Others are eager to see whether FORGE can identify ways to make EGS more commercially attractive by solving problems that today scare off would-be investors, including time-consuming drilling, broken equipment, and prolonged uncertainty over whether a well can produce hot water.

“That’s where we’re focusing all of our time and energy—taking away the risk from the [geothermal energy] community,” says Lauren Boyd, acting director of DOE’s Geothermal Technologies Office.

Others, however, see more immediate commercial promise in other strategies. Call them EGS 2.0. Beard, for example, argues for targeting softer, slightly cooler rocks at shallower depths, familiar territory for oil drilling.

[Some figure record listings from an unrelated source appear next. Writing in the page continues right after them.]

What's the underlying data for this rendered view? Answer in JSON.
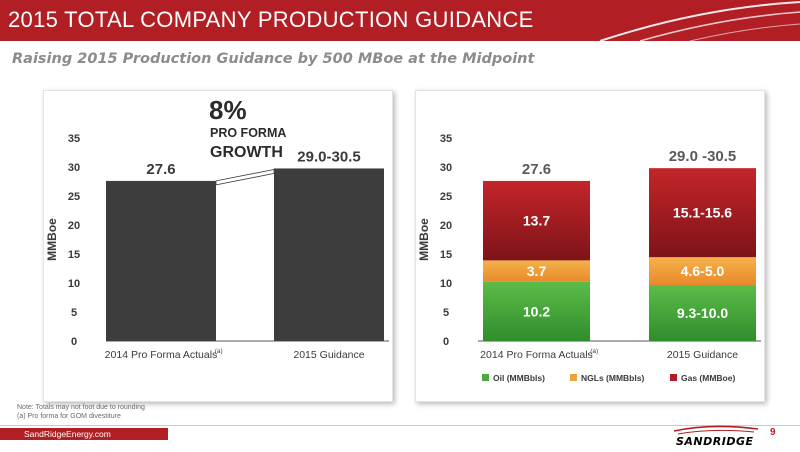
{
  "header": {
    "title": "2015 TOTAL COMPANY PRODUCTION GUIDANCE"
  },
  "subtitle": "Raising 2015 Production Guidance by 500 MBoe at the Midpoint",
  "colors": {
    "brand_red": "#b11f24",
    "bar_gray": "#3d3d3d",
    "oil": "#4aaa3e",
    "ngl": "#f0a23a",
    "gas": "#b11f24"
  },
  "growth_callout": {
    "percent": "8%",
    "line1": "PRO FORMA",
    "line2": "GROWTH"
  },
  "chart_data": [
    {
      "type": "bar",
      "ylabel": "MMBoe",
      "ylim": [
        0,
        35
      ],
      "yticks": [
        "35",
        "30",
        "25",
        "20",
        "15",
        "10",
        "5",
        "0"
      ],
      "grid": false,
      "categories": [
        "2014 Pro Forma Actuals",
        "2015 Guidance"
      ],
      "category_footnotes": [
        "(a)",
        ""
      ],
      "values": [
        27.6,
        29.75
      ],
      "data_labels": [
        "27.6",
        "29.0-30.5"
      ]
    },
    {
      "type": "bar",
      "stacked": true,
      "ylabel": "MMBoe",
      "ylim": [
        0,
        35
      ],
      "yticks": [
        "35",
        "30",
        "25",
        "20",
        "15",
        "10",
        "5",
        "0"
      ],
      "grid": false,
      "categories": [
        "2014 Pro Forma Actuals",
        "2015 Guidance"
      ],
      "category_footnotes": [
        "(a)",
        ""
      ],
      "totals": [
        "27.6",
        "29.0 -30.5"
      ],
      "legend_position": "bottom",
      "series": [
        {
          "name": "Oil (MMBbls)",
          "values": [
            10.2,
            9.65
          ],
          "labels": [
            "10.2",
            "9.3-10.0"
          ]
        },
        {
          "name": "NGLs (MMBbls)",
          "values": [
            3.7,
            4.8
          ],
          "labels": [
            "3.7",
            "4.6-5.0"
          ]
        },
        {
          "name": "Gas (MMBoe)",
          "values": [
            13.7,
            15.35
          ],
          "labels": [
            "13.7",
            "15.1-15.6"
          ]
        }
      ]
    }
  ],
  "note": {
    "line1": "Note: Totals may not foot due to rounding",
    "line2": "(a) Pro forma for GOM divestiture"
  },
  "footer": {
    "site": "SandRidgeEnergy.com",
    "logo": "SANDRIDGE",
    "page": "9"
  }
}
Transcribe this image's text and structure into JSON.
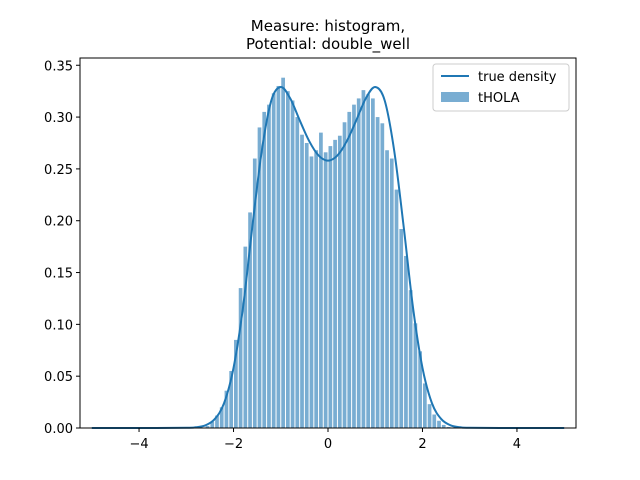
{
  "chart_data": {
    "type": "bar",
    "title_lines": [
      "Measure: histogram,",
      "Potential: double_well"
    ],
    "xlabel": "",
    "ylabel": "",
    "xlim": [
      -5.25,
      5.25
    ],
    "ylim": [
      0,
      0.357
    ],
    "x_ticks": [
      -4,
      -2,
      0,
      2,
      4
    ],
    "y_ticks": [
      0.0,
      0.05,
      0.1,
      0.15,
      0.2,
      0.25,
      0.3,
      0.35
    ],
    "x_tick_labels": [
      "−4",
      "−2",
      "0",
      "2",
      "4"
    ],
    "y_tick_labels": [
      "0.00",
      "0.05",
      "0.10",
      "0.15",
      "0.20",
      "0.25",
      "0.30",
      "0.35"
    ],
    "grid": false,
    "legend": {
      "placement": "top-right",
      "entries": [
        {
          "label": "true density",
          "kind": "line"
        },
        {
          "label": "tHOLA",
          "kind": "patch"
        }
      ]
    },
    "colors": {
      "line": "#1f77b4",
      "bars": "#1f77b4",
      "bar_alpha": 0.6
    },
    "series": [
      {
        "name": "tHOLA",
        "kind": "histogram",
        "bin_width": 0.1,
        "bin_centers": [
          -2.55,
          -2.45,
          -2.35,
          -2.25,
          -2.15,
          -2.05,
          -1.95,
          -1.85,
          -1.75,
          -1.65,
          -1.55,
          -1.45,
          -1.35,
          -1.25,
          -1.15,
          -1.05,
          -0.95,
          -0.85,
          -0.75,
          -0.65,
          -0.55,
          -0.45,
          -0.35,
          -0.25,
          -0.15,
          -0.05,
          0.05,
          0.15,
          0.25,
          0.35,
          0.45,
          0.55,
          0.65,
          0.75,
          0.85,
          0.95,
          1.05,
          1.15,
          1.25,
          1.35,
          1.45,
          1.55,
          1.65,
          1.75,
          1.85,
          1.95,
          2.05,
          2.15,
          2.25,
          2.35,
          2.45,
          2.55
        ],
        "values": [
          0.002,
          0.006,
          0.012,
          0.02,
          0.036,
          0.055,
          0.085,
          0.135,
          0.175,
          0.208,
          0.26,
          0.29,
          0.305,
          0.312,
          0.323,
          0.33,
          0.338,
          0.325,
          0.316,
          0.3,
          0.283,
          0.275,
          0.262,
          0.268,
          0.285,
          0.266,
          0.272,
          0.278,
          0.282,
          0.295,
          0.305,
          0.312,
          0.318,
          0.326,
          0.322,
          0.318,
          0.3,
          0.294,
          0.268,
          0.26,
          0.23,
          0.192,
          0.166,
          0.133,
          0.101,
          0.074,
          0.043,
          0.023,
          0.013,
          0.007,
          0.003,
          0.001
        ]
      },
      {
        "name": "true density",
        "kind": "line",
        "x_range": [
          -5,
          5
        ],
        "x": [
          -5.0,
          -4.0,
          -3.0,
          -2.8,
          -2.6,
          -2.4,
          -2.2,
          -2.0,
          -1.8,
          -1.6,
          -1.4,
          -1.2,
          -1.0,
          -0.8,
          -0.6,
          -0.4,
          -0.2,
          0.0,
          0.2,
          0.4,
          0.6,
          0.8,
          1.0,
          1.2,
          1.4,
          1.6,
          1.8,
          2.0,
          2.2,
          2.4,
          2.6,
          2.8,
          3.0,
          4.0,
          5.0
        ],
        "y": [
          0.0,
          0.0,
          0.0002,
          0.0007,
          0.0025,
          0.0085,
          0.024,
          0.058,
          0.116,
          0.195,
          0.268,
          0.316,
          0.329,
          0.318,
          0.297,
          0.277,
          0.263,
          0.258,
          0.263,
          0.277,
          0.297,
          0.318,
          0.329,
          0.316,
          0.268,
          0.195,
          0.116,
          0.058,
          0.024,
          0.0085,
          0.0025,
          0.0007,
          0.0002,
          0.0,
          0.0
        ]
      }
    ]
  }
}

The approach would still rely on engineered hot springs and possibly fracking. But the formations are easier to work in, Beard says, and drillers have gained expertise from boring tens of thousands of wells into such geology.

Sage Geosystems is one company pursuing that strategy. Founded in 2020 by scientists and executives from the oil giant Shell, the Houston-based company aims to drill and frack a single well in sedimentary rock and use a set of concentric pipes to pump cool fluids into the rock and draw out hot ones. Instead of water, the firm might use liquid carbon dioxide, because it has a lower boiling point. The resulting steam would drive turbines specially designed to operate with carbon dioxide.

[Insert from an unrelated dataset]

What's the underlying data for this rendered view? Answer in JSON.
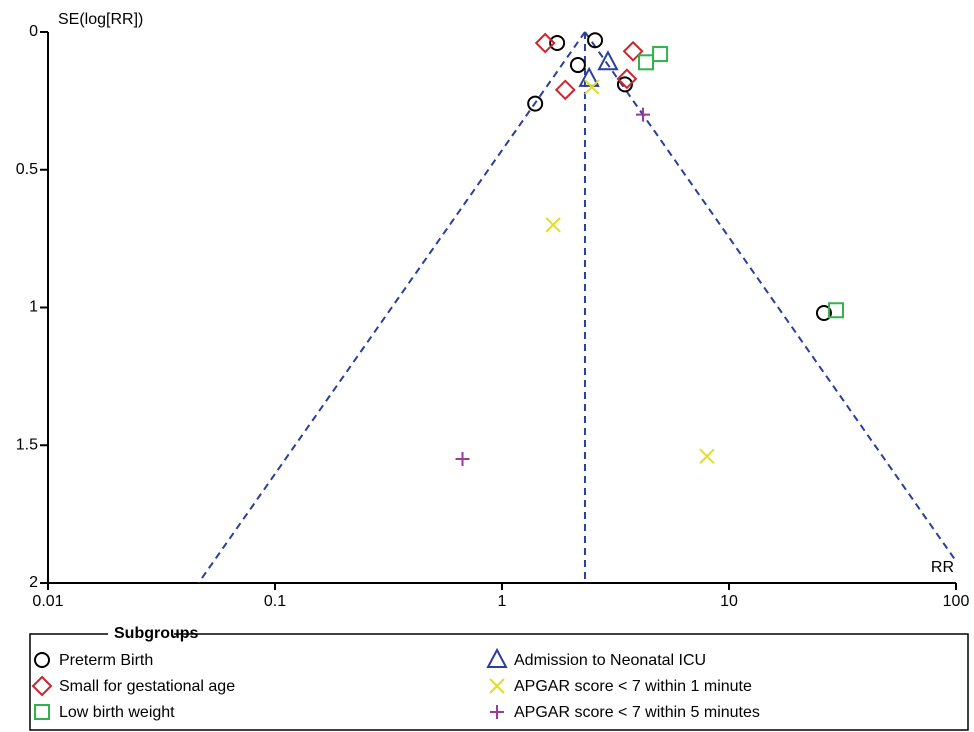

One longtime EGS proponent is trying a different, less technically challenging approach. Chemical engineer Jeff Tester of Cornell University helped run the Los Alamos work in the 1970s and was the lead author of a 2006 DOE report touting EGS. Now, he’s overseeing a program that this summer started to drill a test well in sedimentary rock on the Cornell University campus in New York state. Although rock temperatures could top out at just 100°C, that would be enough to produce hot water to heat all the university’s buildings, Tester says. And these lower temperatures are found in rock in many more places. “It doesn’t have to be high temperature,” he says. “That’s the beautiful feature of using [cooler rock] directly for heating.”

Around the FORGE site, researchers believe the hot, dry rock just a few kilometers below holds enough heat to power a city the size of Salt Lake City. Given its mission as a testbed, however, the facility might never produce enough power to light a single bulb.

That doesn’t trouble Moore. “The purpose of things like this is not to solve all the problems,” Moore said the day after the first frack, as he stood on a dirt road a short distance from the drill rig. Instead, he said, FORGE’s goal is to see whether it can “take [EGS] to the point where the private sector can see its viability.”